WASHINGTON - Hedge fund representatives at the recent Securities and Exchange Commission roundtable on hedge funds adamantly denied the need for increased oversight of their industry. Others at the meeting lobbied for regulators to ease current restrictions on mutual funds so that they could act more like hedge funds.

The SEC's two-day roundtable on the future of the hedge fund industry centered around investor suitability, protection in hedge funds and the implications of exposing the retail sector to this type of investment product. While retail investors are currently shut out of directly investing in hedge funds, panelists questioned why lower-end investors shouldn't have access to the same tools to employ as part of their portfolio.

Hedge funds pool investors' money just like mutual funds, but face far less regulatory monitoring, registration or controls. They have been typically only available to accredited investors and large institutions, and require high investment minimums.

Several hedge funds seek to profit from purchasing leverage and other speculative practices, such as short selling. More recently, funds of hedge funds, which sport lower minimum investments than typical hedge funds, have been sprouting up. Their investment minimums can be significantly lower, as small as $25,000 in extreme cases, and not all register with the SEC. This has led regulators to worry about the ability of the unsophisticated investor to understand the risks they are undertaking in these products.

Unsuitable'

"I think hedge funds are unsuitable investments for unsophisticated investors. They'd be much better off with an index fund," said David Swensen, Yale University's chief investment officer.

"Each style of hedge fund carries its own unique risk that can't be measured by volatility," said Andrew Lo, group professor of finance at the MIT Sloan School of Management and a principal in a hedge fund. "You can't explain that to an unsophisticated investor. Most of them can't get the blinking 12 on their VCRs to stop," he said. "How can you explain the subtle risks of hedge funds to the unsophisticated investor? That's where the SEC can be helpful."

Even so, as the landscape has grown, regulators have had to take notice. There are currently between 5,700 hedge funds with approximately $600 billion in assets operating in the U.S., according to numbers presented by SEC Chairman William Donaldson. Estimates for growth put the industry expanding to $1 trillion in the not-so-distant future.

"Retail investors now have an appetite for downside protection," according to Bob Pozen, former Fidelity president and current secretary of economic affairs for Massachusetts Governor Mitt Romney.

Pozen said that it is "quite realistic" to see the rules slightly eased. He envisions a subset of mutual funds that would include some hedge fund-like strategies and be offered to high-net-worth clients.

Following the roundtable, Paul Roye, director of investment management at the SEC, said that the commission has to consider whether mutual funds are at a competitive disadvantage to hedge funds because of their constraints, and that regulators have to see if they have the ability to enact some of Pozen's suggestions.

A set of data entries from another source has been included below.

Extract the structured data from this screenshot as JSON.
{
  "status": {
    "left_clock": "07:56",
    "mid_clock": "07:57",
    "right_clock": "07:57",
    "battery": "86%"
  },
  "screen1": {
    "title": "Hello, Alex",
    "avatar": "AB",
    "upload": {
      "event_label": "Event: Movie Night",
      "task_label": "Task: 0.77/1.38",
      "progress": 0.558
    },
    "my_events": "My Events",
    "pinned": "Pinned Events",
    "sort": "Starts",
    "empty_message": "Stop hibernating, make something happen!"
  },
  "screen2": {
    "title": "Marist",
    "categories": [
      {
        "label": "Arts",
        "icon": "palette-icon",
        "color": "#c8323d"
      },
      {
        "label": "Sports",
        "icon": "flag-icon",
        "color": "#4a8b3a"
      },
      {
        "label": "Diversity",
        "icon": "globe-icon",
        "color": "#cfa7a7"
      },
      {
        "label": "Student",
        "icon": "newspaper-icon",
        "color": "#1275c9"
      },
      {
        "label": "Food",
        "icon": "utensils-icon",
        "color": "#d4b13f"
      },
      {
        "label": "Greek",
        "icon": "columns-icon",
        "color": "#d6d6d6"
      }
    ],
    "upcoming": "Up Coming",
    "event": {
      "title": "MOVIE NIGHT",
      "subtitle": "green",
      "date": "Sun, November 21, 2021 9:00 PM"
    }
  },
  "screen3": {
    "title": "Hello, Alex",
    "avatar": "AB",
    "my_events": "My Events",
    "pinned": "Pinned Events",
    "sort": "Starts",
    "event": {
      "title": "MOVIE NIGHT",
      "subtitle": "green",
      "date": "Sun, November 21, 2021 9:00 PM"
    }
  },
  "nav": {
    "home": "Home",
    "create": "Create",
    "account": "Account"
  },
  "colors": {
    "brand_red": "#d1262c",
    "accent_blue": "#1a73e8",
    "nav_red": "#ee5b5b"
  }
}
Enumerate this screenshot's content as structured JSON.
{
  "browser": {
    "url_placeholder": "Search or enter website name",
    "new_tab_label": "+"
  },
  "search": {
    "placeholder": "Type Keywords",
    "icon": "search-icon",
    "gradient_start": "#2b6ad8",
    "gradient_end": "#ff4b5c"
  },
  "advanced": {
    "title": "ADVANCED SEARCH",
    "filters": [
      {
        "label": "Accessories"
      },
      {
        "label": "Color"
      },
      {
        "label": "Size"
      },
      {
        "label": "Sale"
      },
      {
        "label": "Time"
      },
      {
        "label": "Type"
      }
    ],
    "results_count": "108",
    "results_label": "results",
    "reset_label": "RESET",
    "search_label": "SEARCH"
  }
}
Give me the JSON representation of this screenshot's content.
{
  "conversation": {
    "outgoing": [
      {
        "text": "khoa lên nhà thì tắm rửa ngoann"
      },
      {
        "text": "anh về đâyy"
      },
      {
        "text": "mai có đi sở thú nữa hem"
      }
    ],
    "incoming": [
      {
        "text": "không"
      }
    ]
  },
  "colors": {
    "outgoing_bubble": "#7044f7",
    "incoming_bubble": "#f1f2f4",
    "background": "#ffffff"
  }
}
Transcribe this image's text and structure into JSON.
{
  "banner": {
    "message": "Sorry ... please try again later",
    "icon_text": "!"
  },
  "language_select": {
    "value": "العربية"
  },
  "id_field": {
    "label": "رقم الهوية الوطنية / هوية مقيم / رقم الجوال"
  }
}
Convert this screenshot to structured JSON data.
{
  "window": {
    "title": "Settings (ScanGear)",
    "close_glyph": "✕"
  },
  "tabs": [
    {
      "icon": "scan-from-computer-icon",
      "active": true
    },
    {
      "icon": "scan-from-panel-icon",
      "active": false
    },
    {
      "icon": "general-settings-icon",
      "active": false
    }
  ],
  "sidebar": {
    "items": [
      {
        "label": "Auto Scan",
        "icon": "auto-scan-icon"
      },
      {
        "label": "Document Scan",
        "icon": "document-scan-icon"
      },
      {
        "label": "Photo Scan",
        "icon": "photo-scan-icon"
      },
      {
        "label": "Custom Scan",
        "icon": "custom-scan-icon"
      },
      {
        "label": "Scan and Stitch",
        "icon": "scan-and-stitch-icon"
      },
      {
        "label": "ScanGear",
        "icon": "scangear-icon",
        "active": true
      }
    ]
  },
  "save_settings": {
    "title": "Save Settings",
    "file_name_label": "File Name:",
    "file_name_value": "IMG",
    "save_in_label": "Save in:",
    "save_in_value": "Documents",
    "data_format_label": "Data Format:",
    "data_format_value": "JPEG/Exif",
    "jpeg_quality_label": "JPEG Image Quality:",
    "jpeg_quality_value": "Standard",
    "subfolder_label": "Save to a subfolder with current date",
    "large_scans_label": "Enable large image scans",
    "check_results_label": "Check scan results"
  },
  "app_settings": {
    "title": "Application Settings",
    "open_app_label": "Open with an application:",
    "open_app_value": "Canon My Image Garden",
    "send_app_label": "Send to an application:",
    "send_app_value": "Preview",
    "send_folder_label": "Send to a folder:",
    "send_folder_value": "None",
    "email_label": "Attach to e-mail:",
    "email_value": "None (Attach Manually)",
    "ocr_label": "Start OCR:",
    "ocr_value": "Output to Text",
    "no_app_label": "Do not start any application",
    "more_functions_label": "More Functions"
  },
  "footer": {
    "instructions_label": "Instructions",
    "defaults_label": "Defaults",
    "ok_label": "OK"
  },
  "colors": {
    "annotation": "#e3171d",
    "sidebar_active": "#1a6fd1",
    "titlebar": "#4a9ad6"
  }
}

James Chanos, president of Kynikos Associates, an investment management company specializing in short selling, said that a number of mutual fund complexes have approached his firm to explore possible partnerships. He said they are inquiring about offering hedge fund products outright and gaining access to short-selling research. Stressing that many of the firms are in an exploratory phase, he said that "intellectually there is a thought that mutual fund companies need to do more with their strategies," but they are concerned with the public relations effects.

Meanwhile, those in the hedge fund industry bluntly stated they are happy with their existing clientele. "The concern lies in the retailization or pedestrianization of the industry," said panelist James R. Hedges IV, founder, president and investment chief of LJH Global Investments. The industry has "no interest whatsoever in selling their product to a retail audience," Hedges said.

Resisting Regulation

"While there are frequent reports of high returns for hedge funds, there are reports just as frequently that highlight possible areas of concern, such as potential conflicts of interest, questionable marketing techniques, valuation concerns and the market impact of hedge fund strategies," Donaldson said during his opening remarks.

However, hedge fund representatives here contended that further regulation or a push towards greater position transparency will hurt the proprietary nature of the industry. Hedge fund representatives argued that by having to disclose their positions and strategies, they would lose their competitive edge and the benefit of their own research.

Hedge fund reps also combated the "sneaky" or "shady" label placed upon the products, saying it is unfair and that hedge funds are basically powerless to dispel the notion since there are several strict rules governing their ability to advertise. "Investors are struggling to get info about the industry," said Craig Russell, managing director and global head of sales and marketing for DB Absolute Return Strategies, the global hedge fund management business at Deutsche Bank. Hedge funds are "not all shooting for 90% returns. Getting that info across is very difficult."

Although "hedge fund managers add risk to the portfolio as a whole, leverage used by hedge funds is often exaggerated," said panelist Charles J. Gradante, managing principal of the Hennessee Group.

Additionally, hedge fund reps emphasized that the number of blowups in the industry has been relatively small and claimed that their investments are safer than mutual funds. As the hedge fund industry has gravitated more towards the institutional investor recently and due diligence has therefore increased, they placed blame for scandals on small shops with lower levels of money invested.

"I don't think it's a fair comparison to say a mutual fund is a lot less risky than a hedge fund because it varies widely," said Michael Neus, principal and chief general counsel of Andor Capital Management in Stamford, Conn. Hedge funds "do not have mutual fund's narrow mandate. With a narrow mandate you cannot avoid catastrophic market conditions," said Robert I. Schulman, co-chief executive officer of Tremont.